# Introduction to Cross-Validation
In this notebook, we will learn about Cross-Validation, a technique to evaluate how well a machine learning model performs.
Let's explore why we need it and how it works.

## Why is Single Train/Test Split Sometimes Misleading?
Here's a simple diagram to illustrate the problem:
![Single Split Problem](images/single_split_problem.png)
- **Randomness:** The split might be lucky or unlucky.
- **Bias:** Performance depends on which data is in the test set.
- **Question:** Is 95% accuracy truly good or just a lucky split?
- **Solution:** Use multiple splits to get a better estimate.
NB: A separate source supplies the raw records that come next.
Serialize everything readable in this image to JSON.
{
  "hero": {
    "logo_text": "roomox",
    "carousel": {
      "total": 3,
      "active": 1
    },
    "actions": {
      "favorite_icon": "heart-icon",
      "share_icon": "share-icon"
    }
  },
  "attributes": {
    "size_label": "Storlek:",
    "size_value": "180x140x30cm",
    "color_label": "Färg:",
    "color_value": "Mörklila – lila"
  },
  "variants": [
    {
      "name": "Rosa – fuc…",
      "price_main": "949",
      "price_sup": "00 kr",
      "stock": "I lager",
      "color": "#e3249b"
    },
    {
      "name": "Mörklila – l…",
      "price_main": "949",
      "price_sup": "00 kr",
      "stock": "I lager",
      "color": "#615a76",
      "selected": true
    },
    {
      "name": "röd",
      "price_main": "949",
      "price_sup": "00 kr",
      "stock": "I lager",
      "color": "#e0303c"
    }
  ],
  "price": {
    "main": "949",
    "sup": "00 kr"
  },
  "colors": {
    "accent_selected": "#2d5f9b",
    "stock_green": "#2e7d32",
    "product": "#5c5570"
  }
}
## K-Fold Cross-Validation Process
The most common method is **K-Fold Cross-Validation**.
Here's how it works:
1. **Split:** Divide your data into K equal parts (called folds).
2. **Iterate:** Use K-1 folds to train the model and 1 fold to test.
3. **Repeat:** Do this K times, each time with a different fold as the test set.
4. **Average:** Calculate the average performance across all K runs.
This gives a more reliable estimate of your model's performance.

## Benefits of Cross-Validation
- **Reliability:** Reduces the chance that a lucky split will give a misleading performance.
- **Confidence:** Shows the range of model performance, not just a single number.
- **Detection:** Helps identify if the model is overfitting.
- **Efficiency:** Uses all data for both training and testing.
⚠️ Note: Cross-Validation takes more computation time but provides better insights.

## Example: Cross-Validation in Python
Let's see how to perform cross-validation using scikit-learn:

In [None]:
from sklearn.model_selection import cross_val_score, cross_validate
from sklearn.neighbors import KNeighborsClassifier
from sklearn.datasets import load_iris
import numpy as np

# Load data
iris = load_iris()
X, y = iris.data, iris.target

# Create model
model = KNeighborsClassifier()

# 5-fold cross-validation
cv_scores = cross_val_score(model, X, y, cv=5)

print("Cross-validation scores:", cv_scores)
print(f"Mean accuracy: {cv_scores.mean():.3f}")
print(f"Standard deviation: {cv_scores.std():.3f}")
print(f"95% confidence interval: {cv_scores.mean():.3f} ± {1.96 * cv_scores.std():.3f}")

# More detailed cross-validation
cv_results = cross_validate(model, X, y, cv=5, 
                           scoring=['accuracy', 'precision_macro', 'recall_macro'])
print("\nDetailed results:")
for metric, scores in cv_results.items():
    if metric.startswith('test_'):
        print(f"{metric}: {scores.mean():.3f} ± {scores.std():.3f}")

👉 [Open in Colab](https://colab.research.google.com/github/Roopesht/codeexamples/blob/main/genai/python_easy/2/concept_4.ipynb)

## Key Takeaway
Cross-validation gives you confidence in your model's true performance!
🤔 **Question:** Why might a model with 90% ± 2% accuracy be better than one with 95% ± 15% accuracy?